Keeping weeds out of your lawn

October 9, 2015

Weeds interfere visually with the uniform carpet effect that lawns provide. A few invaders do little harm, but large patches of weeds rob water and nutrients from the grass, weakening the lawn. These easy steps will tell you how to keep weeds from overtaking your lawn.

Keeping weeds out of your lawn

1. The basics

Healthy, vigorous lawns are naturally resistant to weeds. If you fertilize properly, water deeply and mow high, grass will grow so thick that weeds won't have a chance. However, stressed lawns are vulnerable to dozens of weed species.

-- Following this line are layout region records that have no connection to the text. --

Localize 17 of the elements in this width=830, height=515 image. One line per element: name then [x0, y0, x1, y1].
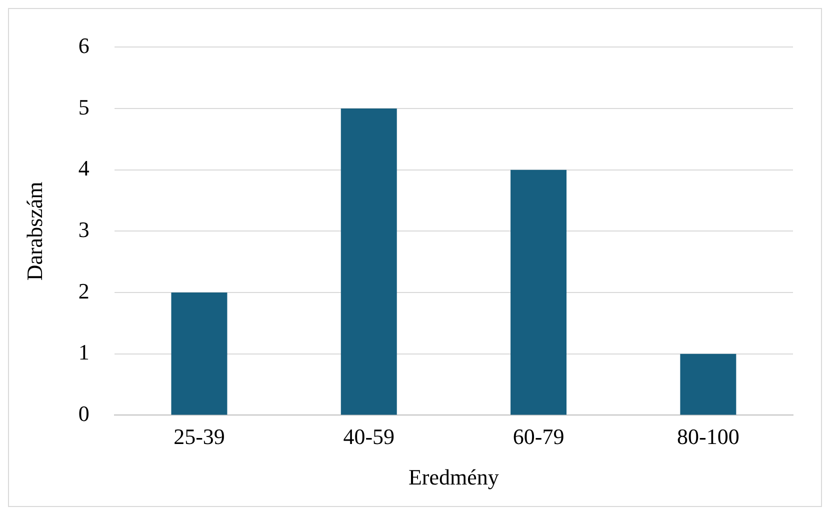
bar [171, 292, 228, 415]
y-axis-title: Darabszám [22, 182, 47, 281]
y-tick-label: 1 [78, 340, 90, 365]
y-tick-label: 4 [78, 156, 90, 181]
y-tick-label: 5 [78, 94, 90, 120]
x-tick-label: 60-79 [512, 424, 564, 450]
bar [340, 108, 397, 415]
x-tick-label: 80-100 [677, 424, 740, 450]
y-tick-label: 3 [78, 216, 90, 242]
x-axis-title: Eredmény [408, 464, 499, 490]
y-tick-label: 6 [78, 32, 90, 58]
y-tick-label: 2 [78, 278, 90, 304]
bar [510, 170, 567, 415]
x-tick-label: 40-59 [343, 424, 395, 450]
x-tick-label: 25-39 [174, 424, 225, 450]
bar [680, 354, 736, 415]
y-tick-label: 0 [78, 400, 90, 426]
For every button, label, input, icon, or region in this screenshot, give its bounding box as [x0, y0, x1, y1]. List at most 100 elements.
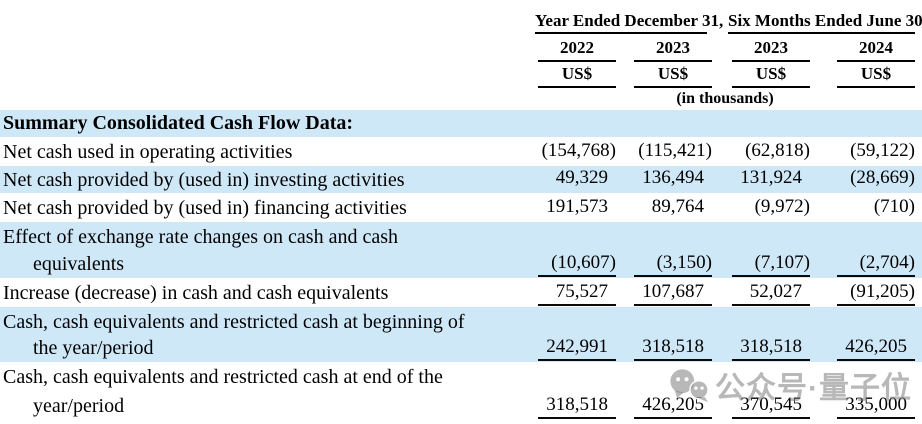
value: 318,518	[732, 335, 810, 361]
row-label-line2: year/period	[33, 395, 125, 417]
currency-header-4: US$	[860, 64, 892, 83]
value: 426,205	[634, 393, 712, 419]
section-header-label: Summary Consolidated Cash Flow Data:	[3, 112, 354, 134]
table-row-operating: Net cash used in operating activities (1…	[0, 137, 922, 166]
col-header-2023: 2023	[656, 38, 690, 57]
value-cell: (710)	[810, 193, 922, 222]
value: (710)	[873, 196, 915, 217]
currency-rule-2	[634, 86, 712, 88]
col-header-2022: 2022	[560, 38, 594, 57]
value: (10,607)	[538, 251, 616, 277]
value-cell: (2,704)	[810, 222, 922, 278]
row-label-line2: equivalents	[33, 253, 125, 275]
value-cell: (115,421)	[616, 137, 712, 166]
currency-rule-4	[837, 86, 915, 88]
value-cell: 318,518	[490, 362, 616, 420]
value: 52,027	[732, 280, 810, 306]
value-cell: (62,818)	[712, 137, 810, 166]
value: (3,150)	[634, 251, 712, 277]
year-rule-4	[837, 60, 915, 62]
value: 242,991	[538, 335, 616, 361]
value-cell: (59,122)	[810, 137, 922, 166]
table-row-increase-decrease: Increase (decrease) in cash and cash equ…	[0, 278, 922, 307]
row-label: Net cash used in operating activities	[3, 140, 293, 163]
value: 131,924	[740, 167, 802, 188]
value: 426,205	[837, 335, 915, 361]
row-label-line1: Cash, cash equivalents and restricted ca…	[3, 366, 443, 388]
value: 107,687	[634, 280, 712, 306]
value: 318,518	[538, 393, 616, 419]
value: 75,527	[538, 280, 616, 306]
row-label: Net cash provided by (used in) financing…	[3, 196, 407, 219]
value-cell: 335,000	[810, 362, 922, 420]
value: (91,205)	[837, 280, 915, 306]
value-cell: 426,205	[810, 307, 922, 362]
value-cell: 136,494	[616, 166, 712, 193]
row-label: Cash, cash equivalents and restricted ca…	[0, 362, 490, 420]
value: 335,000	[837, 393, 915, 419]
currency-header-2: US$	[657, 64, 689, 83]
value: (154,768)	[541, 140, 616, 161]
table-row-exchange-rate-effect: Effect of exchange rate changes on cash …	[0, 222, 922, 278]
value: 49,329	[555, 167, 608, 188]
value-cell: (91,205)	[810, 278, 922, 307]
value-cell: (7,107)	[712, 222, 810, 278]
value-cell: 426,205	[616, 362, 712, 420]
value: (115,421)	[638, 140, 712, 161]
col-group-six-months-rule	[728, 32, 915, 34]
value: (9,972)	[754, 196, 810, 217]
table-row-financing: Net cash provided by (used in) financing…	[0, 193, 922, 222]
row-label: Increase (decrease) in cash and cash equ…	[3, 281, 389, 304]
value: (62,818)	[745, 140, 810, 161]
value-cell: 89,764	[616, 193, 712, 222]
value-cell: 75,527	[490, 278, 616, 307]
units-note: (in thousands)	[676, 90, 774, 107]
currency-rule-1	[538, 86, 616, 88]
value-cell: (28,669)	[810, 166, 922, 193]
value-cell: (10,607)	[490, 222, 616, 278]
value: 191,573	[546, 196, 608, 217]
currency-header-3: US$	[755, 64, 787, 83]
col-group-six-months-label: Six Months Ended June 30,	[728, 11, 922, 30]
value-cell: 370,545	[712, 362, 810, 420]
value-cell: 52,027	[712, 278, 810, 307]
value-cell: (3,150)	[616, 222, 712, 278]
table-body: Summary Consolidated Cash Flow Data: Net…	[0, 110, 922, 420]
value: (2,704)	[837, 251, 915, 277]
table-row-cash-end: Cash, cash equivalents and restricted ca…	[0, 362, 922, 420]
value: (59,122)	[850, 140, 915, 161]
row-label-line1: Effect of exchange rate changes on cash …	[3, 226, 398, 248]
value: 136,494	[642, 167, 704, 188]
col-header-2024: 2024	[859, 38, 893, 57]
value-cell: 318,518	[616, 307, 712, 362]
row-label: Effect of exchange rate changes on cash …	[0, 222, 490, 278]
col-header-2023-interim: 2023	[754, 38, 788, 57]
col-group-year-ended-rule	[535, 32, 707, 34]
year-rule-2	[634, 60, 712, 62]
table-header: Year Ended December 31, Six Months Ended…	[0, 0, 922, 110]
table-row-investing: Net cash provided by (used in) investing…	[0, 166, 922, 193]
value-cell: 191,573	[490, 193, 616, 222]
value-cell: 107,687	[616, 278, 712, 307]
row-label: Net cash provided by (used in) investing…	[3, 168, 405, 191]
row-label-line1: Cash, cash equivalents and restricted ca…	[3, 311, 465, 333]
value: (7,107)	[732, 251, 810, 277]
currency-header-1: US$	[561, 64, 593, 83]
row-label-line2: the year/period	[33, 337, 154, 359]
year-rule-3	[732, 60, 810, 62]
value-cell: (154,768)	[490, 137, 616, 166]
value: 89,764	[651, 196, 704, 217]
col-group-year-ended-label: Year Ended December 31,	[535, 11, 724, 30]
value-cell: 242,991	[490, 307, 616, 362]
value-cell: 49,329	[490, 166, 616, 193]
value: (28,669)	[850, 167, 915, 188]
value-cell: 318,518	[712, 307, 810, 362]
value-cell: 131,924	[712, 166, 810, 193]
currency-rule-3	[732, 86, 810, 88]
table-row-cash-beginning: Cash, cash equivalents and restricted ca…	[0, 307, 922, 362]
value: 318,518	[634, 335, 712, 361]
value-cell: (9,972)	[712, 193, 810, 222]
value: 370,545	[732, 393, 810, 419]
row-label: Cash, cash equivalents and restricted ca…	[0, 307, 490, 362]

Some, such as chickweed and crabgrass, are shallow-rooted annuals that die back after setting seed. Others, such as plantain and dandelion, are tenacious, deep-rooted perennials and will return year after year.

2. When seeds drop

To halt the spread of annual weeds, you need to stop adult plants from dropping seeds and stop seeds from sprouting. Pull up annual weeds before they can set seed. If seedheads are already visible, use a bag attachment when mowing and compost the clippings, because compost piles often become hot enough during decomposition to destroy the seeds.

If seeds drop, you can spread a commercial pre-emergent herbicide, which is a substance that prevents seeds from developing. There are several broad-spectrum, granular pre-emergents available at garden centres that you can broadcast with a fertilizer spreader. An organic pre-emergent derived from corn is also now available from garden suppliers. Because crabgrass is so common, there is a pre-emergent designed just to control this weed.

3. Weed preventers

  1. Apply weed preventers according to package directions at the right time, which is shortly before weed seeds are germinating in your region. You will not be able to spread grass seed for the length of time designated on the package label after applying a pre-emergent weed preventer, because it will also keep grass seed from sprouting.
  2. Perennial weeds must be dug out, roots and all. The easiest time to do this is when plants are young, when they have small roots, and after a rain, when the soil is soft.
  3. Be sure you take out the entire root, especially of deep-rooted weeds, such as dandelion or those with spreading, fibrous roots, such as violets.
  4. You can also apply an herbicide for perennial weed control, which is usually a liquid that you can either spray on individual weeds or spread on a large area with a hose-end sprayer.
  5. No one product destroys all types of weeds or is safe for all grasses, so read the label carefully and use according to package directions.
  6. To be most effective, these herbicides should be applied when the perennial weed is actively growing, usually just after the plant flowers.
  7. Weeds should begin to shrivel and die in about 10 days. It is important to follow safety practices when spraying herbicides. Notify your neighbours that you will be spraying.

4. Safe practises when spraying

  • Spray on a still day, so wind won't carry it onto desirable plants.
  • Wear long-sleeved and long-legged clothing, socks and protective gear, including a respirator, goggles and gloves.
  • Do not eat, drink or touch your hands to your face while spraying and bathe immediately after applying the product.